Checking the line on the parachute cord, Xander threw himself off the edge of the cliff.
What a rush.
The blue of the sky melted into the dark gray of the cliff, the wind punching into his face... his eyes pushed back into their sockets at the sudden acceleration... Xander suddenly remembered that he could go, at most, eight seconds before pulling the cord... how long had it been? Six, seven...
Now! He threw out the pilot chute and was wrenched upwards as the parachute deployed, the twenty-five feet of F111 nylon going taut above him. Had it caught a clean airflow? Yes! He grinned as his descent began to slow.
Had it not been nighttime, he would have been blown out of the sky by the troops on the roof. But they were oblivious. Which was good, because he didn't want any antsy Basque separatists pressing the button early and shooting off the nuclear missiles. That would be a bad thing.
He was nearing the backside of the building. If he didn't do this right, he would be a bug on the windshield. The entire place was all glass and steel, so this would be tricky. He tugged on a pair of odd-looking black gloves, Agent Toby Lee Shavers' newest invention. "Sticky Fingers," he called them. The gluey palms of the gloves were supposed to stick and hold to any given surface. Xander hoped they did, or else he was screwed.
Meanwhile, in Mikel Vasco's eighth floor "office," Catalina Vega was having problems of her own. Namely the fact that the ugly, womanizing leader of ETA (Basque Fatherland and Liberty) was gearing up to make love to her. Ugh. If the results of letting ETA complete this operation weren't so dire, she would never have accepted the mission. How ironic. A woman named Catalina, which derived from the word 'pure,' posing as a common whore. Well, apparently she was the one who looked most like a prostitute in CNI.
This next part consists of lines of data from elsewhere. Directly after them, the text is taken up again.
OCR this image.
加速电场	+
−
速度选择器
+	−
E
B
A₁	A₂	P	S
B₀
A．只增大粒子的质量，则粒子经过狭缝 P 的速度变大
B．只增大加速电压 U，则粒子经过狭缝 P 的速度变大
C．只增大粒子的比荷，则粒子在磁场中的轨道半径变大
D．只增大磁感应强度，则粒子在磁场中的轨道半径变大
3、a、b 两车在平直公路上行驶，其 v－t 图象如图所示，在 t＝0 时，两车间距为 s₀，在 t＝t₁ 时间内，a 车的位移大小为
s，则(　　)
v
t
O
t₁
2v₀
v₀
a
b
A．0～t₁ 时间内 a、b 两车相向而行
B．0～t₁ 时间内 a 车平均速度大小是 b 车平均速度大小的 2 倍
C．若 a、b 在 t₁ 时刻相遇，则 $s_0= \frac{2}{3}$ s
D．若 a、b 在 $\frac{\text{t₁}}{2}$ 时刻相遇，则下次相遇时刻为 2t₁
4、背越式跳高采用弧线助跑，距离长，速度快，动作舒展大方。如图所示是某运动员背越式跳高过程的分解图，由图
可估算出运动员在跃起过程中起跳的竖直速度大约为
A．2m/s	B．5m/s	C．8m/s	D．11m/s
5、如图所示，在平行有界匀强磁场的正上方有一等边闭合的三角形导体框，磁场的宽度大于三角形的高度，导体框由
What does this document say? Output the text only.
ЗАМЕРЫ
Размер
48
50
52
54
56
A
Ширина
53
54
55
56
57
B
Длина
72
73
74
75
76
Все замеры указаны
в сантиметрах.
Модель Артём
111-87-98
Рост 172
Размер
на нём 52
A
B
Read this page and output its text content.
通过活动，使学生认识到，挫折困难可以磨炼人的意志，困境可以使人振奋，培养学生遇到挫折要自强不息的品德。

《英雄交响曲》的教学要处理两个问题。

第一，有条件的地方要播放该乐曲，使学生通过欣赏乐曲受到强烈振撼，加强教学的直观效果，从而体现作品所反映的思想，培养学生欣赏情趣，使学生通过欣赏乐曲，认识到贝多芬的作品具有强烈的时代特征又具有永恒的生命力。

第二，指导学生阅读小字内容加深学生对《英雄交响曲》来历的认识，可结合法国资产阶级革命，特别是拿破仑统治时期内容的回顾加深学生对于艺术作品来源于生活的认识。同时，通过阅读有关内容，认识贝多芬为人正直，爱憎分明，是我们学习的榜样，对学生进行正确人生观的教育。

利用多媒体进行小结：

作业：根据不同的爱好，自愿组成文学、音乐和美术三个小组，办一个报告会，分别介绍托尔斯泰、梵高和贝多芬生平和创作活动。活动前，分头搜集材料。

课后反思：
"C'mon, girlie," Vasco growled in his raspy, nicotine-laced drawl, "show Mikel what you look like without that pretty skirt."
"Cuando usted desea," she murmured, slipping off the straps of the miniskirt. "As you wish." The dark silk fabric caught for a moment on her erect nipples, then fell to her ankles. Catalina had been blessed (or cursed, as she thought in times like these) with a wonderful, curvaceous body, and toned it with hours of working out in CNI gyms. Vasco was obviously aroused. How disgusting.
She strode over to him, smiling mischievously. Vasco made low grunting noises... meant as a thank you? Well, something like that. Catalina's attention was more focused on the knife resting on his desk, which was probably just for show. That would work, she thought. And it was blunt, a plus. All the more pain that he would have to endure before she slit his throat...
Vasco wrapped his arms around her as she straddled him, and she felt his crotch, already hardening. She licked her lips and began to unbutton his grimy jeans. "Wait just a moment." Leaning back, Catalina snatched the paperweight up. Vasco's eyes grew wide. "Sorry," she said with grim satisfaction, putting the knife to his crotch and wrenching it sideways, "I slipped."